The watchdog found it used high pressure sales tactics and hid charges.
The OFT has deemed Yes Loans "unfit to hold a consumer credit licence", along with two associated businesses, Blue Sky Personal Finance Limited and Money Worries Limited.
Yes Loans has 28 days to appeal against the decision. The OFT says if any appeal fails, the company can no longer sell loans.
The OFT found damning evidence Yes Loans engaged in unfair business practices, including:
- Using high-pressure sales tactics to persuade consumers to provide card details on the false premise they were required for an identity and/or security check.
- Deducting fees without making it clear a fee was payable, and/or without the consumer's consent.
- Failing to introduce some consumers to the product originally sought, frequently arranging short-term, high interest loans instead.
- Misleading consumers into believing it was a lender rather than a broker.
- Not providing refunds in a timely manner.
Following the OFT’s investigation, Yes Loans no longer charges upfront fees.

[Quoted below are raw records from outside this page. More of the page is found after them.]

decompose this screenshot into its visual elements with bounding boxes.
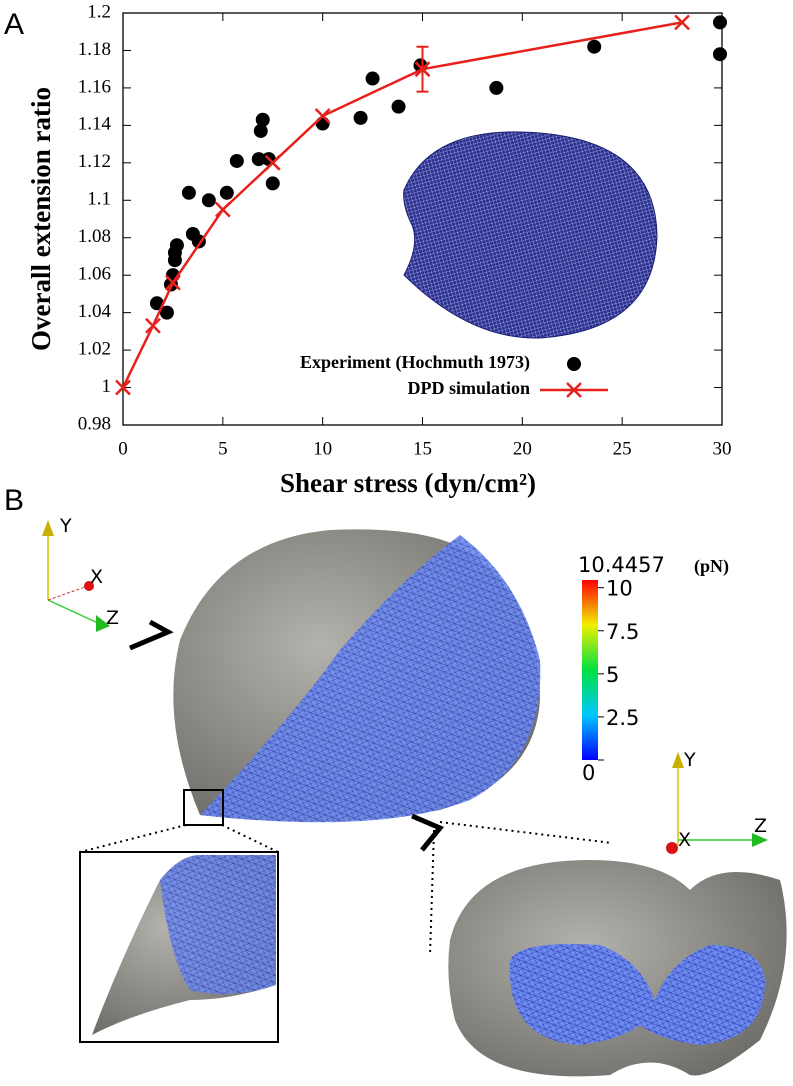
data-line bbox=[121, 21, 683, 389]
y-tick-label: 1.18 bbox=[78, 39, 111, 60]
panel-label: B bbox=[4, 484, 24, 517]
colorbar bbox=[582, 580, 598, 760]
colorbar-tick-label: 0 bbox=[582, 761, 595, 785]
colorbar-tick-label: 2.5 bbox=[606, 706, 639, 730]
colorbar-max: 10.4457 bbox=[578, 553, 665, 577]
x-tick-label: 30 bbox=[713, 438, 732, 459]
y-tick-label: 1.16 bbox=[78, 76, 111, 97]
data-point bbox=[713, 47, 728, 62]
arrow bbox=[96, 615, 110, 632]
y-tick-label: 1.14 bbox=[78, 114, 112, 135]
view-arrow bbox=[411, 813, 445, 852]
data-point bbox=[181, 185, 196, 200]
data-point bbox=[169, 238, 184, 253]
y-tick-label: 1.08 bbox=[78, 226, 111, 247]
y-tick-label: 1.04 bbox=[78, 301, 112, 322]
cross-marker bbox=[165, 274, 181, 291]
data-point bbox=[251, 152, 266, 167]
y-axis-title: Overall extension ratio bbox=[26, 87, 56, 351]
x-tick-label: 25 bbox=[613, 438, 632, 459]
arrow bbox=[752, 833, 768, 847]
cross-marker bbox=[314, 108, 331, 124]
zoom-line bbox=[79, 821, 613, 956]
data-point bbox=[353, 110, 368, 125]
cross-marker bbox=[214, 201, 231, 218]
data-point bbox=[587, 39, 602, 54]
x-axis-title: Shear stress (dyn/cm²) bbox=[280, 468, 536, 498]
axis-line bbox=[47, 585, 89, 601]
axis-label: Y bbox=[683, 749, 696, 771]
y-tick-label: 1.02 bbox=[78, 338, 111, 359]
panel-b: B Y X Z Y X Z 10.4457 (pN) bbox=[4, 484, 787, 1077]
axis-dot bbox=[84, 581, 94, 591]
data-point bbox=[201, 193, 216, 208]
y-tick-label: 1.2 bbox=[87, 1, 111, 22]
cross-marker bbox=[115, 379, 131, 396]
legend-label: Experiment (Hochmuth 1973) bbox=[300, 352, 530, 373]
x-tick-label: 5 bbox=[218, 438, 228, 459]
panel-label: A bbox=[4, 8, 24, 41]
legend-label: DPD simulation bbox=[407, 378, 530, 398]
axis-line bbox=[47, 599, 101, 625]
axis-label: Z bbox=[754, 815, 767, 837]
arrow bbox=[672, 752, 684, 768]
colorbar-tick-label: 7.5 bbox=[606, 620, 639, 644]
inset-mesh bbox=[160, 855, 276, 994]
y-tick-label: 1.06 bbox=[78, 264, 111, 285]
colorbar-tick-label: 5 bbox=[606, 663, 619, 687]
y-tick-label: 1.1 bbox=[87, 189, 111, 210]
axis-label: X bbox=[90, 566, 103, 588]
colorbar-unit: (pN) bbox=[694, 556, 729, 577]
data-point bbox=[229, 153, 244, 168]
cross-marker bbox=[145, 317, 161, 334]
data-point bbox=[391, 99, 406, 114]
rbc-render bbox=[403, 131, 658, 339]
x-tick-label: 20 bbox=[513, 438, 532, 459]
data-point bbox=[365, 71, 380, 86]
data-point bbox=[255, 112, 270, 127]
arrow bbox=[42, 520, 54, 536]
error-bar bbox=[416, 45, 429, 93]
cross-marker bbox=[264, 154, 281, 171]
colorbar-tick-label: 10 bbox=[606, 577, 633, 601]
axis-label: Y bbox=[59, 515, 72, 537]
data-point bbox=[159, 305, 174, 320]
zoom-box bbox=[183, 789, 224, 826]
data-point bbox=[253, 123, 268, 138]
y-tick-label: 0.98 bbox=[78, 413, 111, 434]
data-point bbox=[489, 80, 504, 95]
rbc-mesh bbox=[200, 535, 541, 823]
data-point bbox=[315, 116, 330, 131]
axis-label: X bbox=[678, 829, 691, 851]
data-point bbox=[713, 15, 728, 30]
data-point bbox=[265, 176, 280, 191]
y-tick-label: 1 bbox=[102, 376, 112, 397]
data-point bbox=[219, 185, 234, 200]
view-arrow bbox=[129, 619, 174, 651]
axis-dot bbox=[666, 842, 678, 854]
panel-a: A Shear stress (dyn/cm²) Overall extensi… bbox=[4, 1, 732, 498]
cross-marker bbox=[674, 14, 690, 31]
rbc-mesh bbox=[509, 944, 765, 1045]
y-tick-label: 1.12 bbox=[78, 151, 111, 172]
legend-swatch bbox=[567, 357, 581, 371]
x-tick-label: 10 bbox=[313, 438, 332, 459]
x-tick-label: 15 bbox=[413, 438, 432, 459]
legend-swatch bbox=[566, 382, 582, 398]
axis-label: Z bbox=[106, 607, 119, 629]
x-tick-label: 0 bbox=[118, 438, 128, 459]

A number of other associated companies also surrendered or withdrew their consumer credit licences or applications.
Nevertheless, the OFT determined that prolonged "deceitful and oppressive business practices", and the continuing presence of some of the staff responsible for running the businesses, made Yes Loans unfit to hold a consumer credit licence.
David Fisher, director of consumer credit at the OFT, says: "We will take decisive action to tackle businesses that fail to treat people properly, especially the most vulnerable.
"This action also makes it clear that belatedly changing business practices when facing the prospect of enforcement action by the OFT does not make a company fit to hold a credit licence."